Eel is often made into “kabayaki” and eaten. “Kabayaki” is made by cutting the eel open on its back, boning it, grilling or frying it, skewering it, and dipping it in a sweet soy-sauce based sauce.

That sauce could be 100 years old.

And one characteristic and interesting custom is to continue to use the sauce used in cooking by splicing it. Some restaurants have been using sauce for more than 100 years.

Is sanitation safe?

Some people may be concerned about sanitation when they hear this.
However, it seems that hygiene is maintained for the following reasons.
1) Because they are periodically heat sterilized. One is because the eel is heated and sterilized by the heated eel.
2) Because the ingredients of the sauce are high in sugar and salt and do not spoil easily.

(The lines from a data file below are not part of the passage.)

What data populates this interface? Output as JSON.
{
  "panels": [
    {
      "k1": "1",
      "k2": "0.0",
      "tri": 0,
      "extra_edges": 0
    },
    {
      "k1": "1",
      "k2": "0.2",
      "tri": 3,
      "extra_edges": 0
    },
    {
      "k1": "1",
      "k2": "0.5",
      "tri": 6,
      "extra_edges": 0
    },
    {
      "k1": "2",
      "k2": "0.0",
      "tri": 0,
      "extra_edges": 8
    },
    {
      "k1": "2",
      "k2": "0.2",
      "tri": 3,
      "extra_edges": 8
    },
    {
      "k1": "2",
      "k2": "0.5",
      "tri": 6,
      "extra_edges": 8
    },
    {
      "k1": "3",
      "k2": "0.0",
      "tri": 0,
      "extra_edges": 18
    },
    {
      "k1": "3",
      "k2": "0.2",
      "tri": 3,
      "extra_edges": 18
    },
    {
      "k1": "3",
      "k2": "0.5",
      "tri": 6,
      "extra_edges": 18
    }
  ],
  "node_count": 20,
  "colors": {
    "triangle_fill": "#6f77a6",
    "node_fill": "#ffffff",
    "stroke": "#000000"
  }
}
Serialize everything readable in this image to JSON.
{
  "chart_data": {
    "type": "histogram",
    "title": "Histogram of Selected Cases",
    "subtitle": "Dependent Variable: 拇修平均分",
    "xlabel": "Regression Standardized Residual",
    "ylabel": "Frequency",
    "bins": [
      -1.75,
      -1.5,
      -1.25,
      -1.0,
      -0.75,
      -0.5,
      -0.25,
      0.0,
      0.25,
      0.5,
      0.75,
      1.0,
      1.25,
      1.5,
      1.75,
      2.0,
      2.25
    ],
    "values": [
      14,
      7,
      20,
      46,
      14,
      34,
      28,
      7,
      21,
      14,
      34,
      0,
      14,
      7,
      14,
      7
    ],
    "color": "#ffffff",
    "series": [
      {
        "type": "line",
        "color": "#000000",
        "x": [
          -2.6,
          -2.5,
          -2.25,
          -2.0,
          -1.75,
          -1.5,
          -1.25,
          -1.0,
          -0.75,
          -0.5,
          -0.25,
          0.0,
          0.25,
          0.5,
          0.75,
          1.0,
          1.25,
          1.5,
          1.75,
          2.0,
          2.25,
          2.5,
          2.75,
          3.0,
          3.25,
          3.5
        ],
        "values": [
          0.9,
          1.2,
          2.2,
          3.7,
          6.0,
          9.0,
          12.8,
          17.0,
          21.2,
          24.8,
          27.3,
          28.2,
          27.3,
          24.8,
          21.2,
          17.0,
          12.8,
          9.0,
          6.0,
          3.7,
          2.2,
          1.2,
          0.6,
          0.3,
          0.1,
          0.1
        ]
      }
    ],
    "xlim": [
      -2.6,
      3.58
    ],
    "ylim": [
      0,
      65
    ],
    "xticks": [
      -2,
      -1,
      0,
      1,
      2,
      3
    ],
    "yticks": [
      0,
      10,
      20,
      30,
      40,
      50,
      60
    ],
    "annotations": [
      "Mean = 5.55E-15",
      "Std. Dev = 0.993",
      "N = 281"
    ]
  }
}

And the following simulation results are also available: if 30 liters of sauce is used daily and 1 liter is added at the same time, the first 30 liters of sauce will be reduced to 0.00013 liters after 1 year.
This means that there is no hygiene problem because the amount of bacteria is smaller than the bacteria.

The eel is opened from the back, deboned, skewered, dipped in a sweet soy sauce-based sauce, and grilled over a charcoal fire.
The eel is opened from the back, deboned, skewered, dipped in a sweet soy sauce-based sauce, and grilled over a charcoal fire.

After all, eels are delicious.

I have written a lot about it, but eels are really delicious. I highly recommend that you visit an eel restaurant and eat it.